Andy Griffith Reflected on Being Nervous About Fan Reaction to Don Knotts’ Leaving

by Allison Hambrick

Actor Andy Griffith once revealed that he was nervous about Don Knotts leaving The Andy Griffith Show. The two starred together for the black and white years of the series, before Knotts exited the show to pursue his movie career.

“When Don left after five years, I was very nervous,” Griffith said on Ralph Pearl’s Vegas. “There was a lady from TV Guide [who] came in and she said ‘what’re you gonna do when Don leaves?’ I said ‘I don’t know what we’re gonna do when Don leaves and I got up and left. She wrote it just that way. Best article was ever written on me. She said ‘he got up and left and didn’t even say he appreciated it.’”

Doing The Andy Griffith Show without Knotts was difficult for many reasons. One of the biggest is that Griffith and Knotts were genuinely friends. The actors met in 1955 on a show called No Time for Sergeants, where they became. Griffith had been a fan of Knotts’ radio show, and he remained a fan throughout their long, shared career.

“He was very much in control of himself,” said Griffith. “Don was an extraordinarily bright man. He knew life, he knew how to get around. He had a great admiration of women and he wound up with a good one.”

Andy Griffith on Working With Knotts Post-Andy Griffith Show

Additionally, there were many times later on that the duo reunited. Griffith even once said “I don’t think anybody works together quite like we do, and I’d like to try that again.”

Knotts revisited the role of Barney several times after he left the show, guest-starring in its later seasons as well as the spinoff Mayberry R.F.D., which did not star Griffith. Later on, the duo starred in the television film Return to Mayberry. The majority of the cast returned for the project, except for Aunt Bee actress Frances Bavier.

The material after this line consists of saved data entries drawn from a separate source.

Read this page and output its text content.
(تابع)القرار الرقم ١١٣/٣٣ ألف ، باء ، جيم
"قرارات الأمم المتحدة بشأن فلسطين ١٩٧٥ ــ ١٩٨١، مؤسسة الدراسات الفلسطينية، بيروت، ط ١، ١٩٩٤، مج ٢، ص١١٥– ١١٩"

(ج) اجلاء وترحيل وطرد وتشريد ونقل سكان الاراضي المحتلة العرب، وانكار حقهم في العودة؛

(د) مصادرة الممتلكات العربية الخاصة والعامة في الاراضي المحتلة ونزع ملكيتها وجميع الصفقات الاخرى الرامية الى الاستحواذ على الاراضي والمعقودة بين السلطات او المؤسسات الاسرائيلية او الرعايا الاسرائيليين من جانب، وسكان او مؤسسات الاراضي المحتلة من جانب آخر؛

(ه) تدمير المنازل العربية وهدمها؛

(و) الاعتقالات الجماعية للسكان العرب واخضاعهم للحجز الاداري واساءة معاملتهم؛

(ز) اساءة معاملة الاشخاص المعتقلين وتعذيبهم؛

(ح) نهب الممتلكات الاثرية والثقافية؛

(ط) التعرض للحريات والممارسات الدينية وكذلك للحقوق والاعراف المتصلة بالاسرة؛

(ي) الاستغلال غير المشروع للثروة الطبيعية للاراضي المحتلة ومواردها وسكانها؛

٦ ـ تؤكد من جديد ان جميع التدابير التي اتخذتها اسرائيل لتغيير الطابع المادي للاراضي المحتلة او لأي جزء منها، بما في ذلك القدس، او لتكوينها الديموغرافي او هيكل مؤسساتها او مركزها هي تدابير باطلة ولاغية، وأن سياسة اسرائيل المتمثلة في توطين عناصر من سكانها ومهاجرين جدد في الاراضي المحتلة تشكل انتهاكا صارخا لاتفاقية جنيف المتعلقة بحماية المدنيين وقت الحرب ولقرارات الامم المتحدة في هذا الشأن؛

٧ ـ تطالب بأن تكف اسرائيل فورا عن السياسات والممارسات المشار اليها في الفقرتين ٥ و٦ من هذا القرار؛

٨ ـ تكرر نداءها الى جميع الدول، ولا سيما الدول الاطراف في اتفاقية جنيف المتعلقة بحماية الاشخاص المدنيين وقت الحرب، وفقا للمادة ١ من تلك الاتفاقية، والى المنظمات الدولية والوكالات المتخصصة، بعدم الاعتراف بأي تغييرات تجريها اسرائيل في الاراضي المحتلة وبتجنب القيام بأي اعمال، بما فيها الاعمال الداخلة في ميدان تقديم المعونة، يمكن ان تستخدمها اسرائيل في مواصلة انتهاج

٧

Griffith, of course, went on to find tremendous success on Matlock playing the title character. Knotts did, in fact, recur on the legal drama. Unsurprisingly, this wasn’t their only collaboration post-Mayberry. The two did several stage shows together, and their friendship remained so close that Griffith was at Knotts’s side on his deathbed.

“His first name was Jess,” recalled Griffith. “He hated that name but he told me it once so I couldn’t help but call him Jesse. I said, ‘Jess, breathe. You got to make this, you got to pull through. Breathe.’ And, you know, I saw his chest heave. And I said, ‘That’s a boy, just keep breathing,’ and his shoulder moved.”

According to Griffith,“everything [they] did came out of [their] friendship.” The two are iconic both on television and in real life. Their friendship is a shining example of being able to support and care for others even when life takes you in different directions.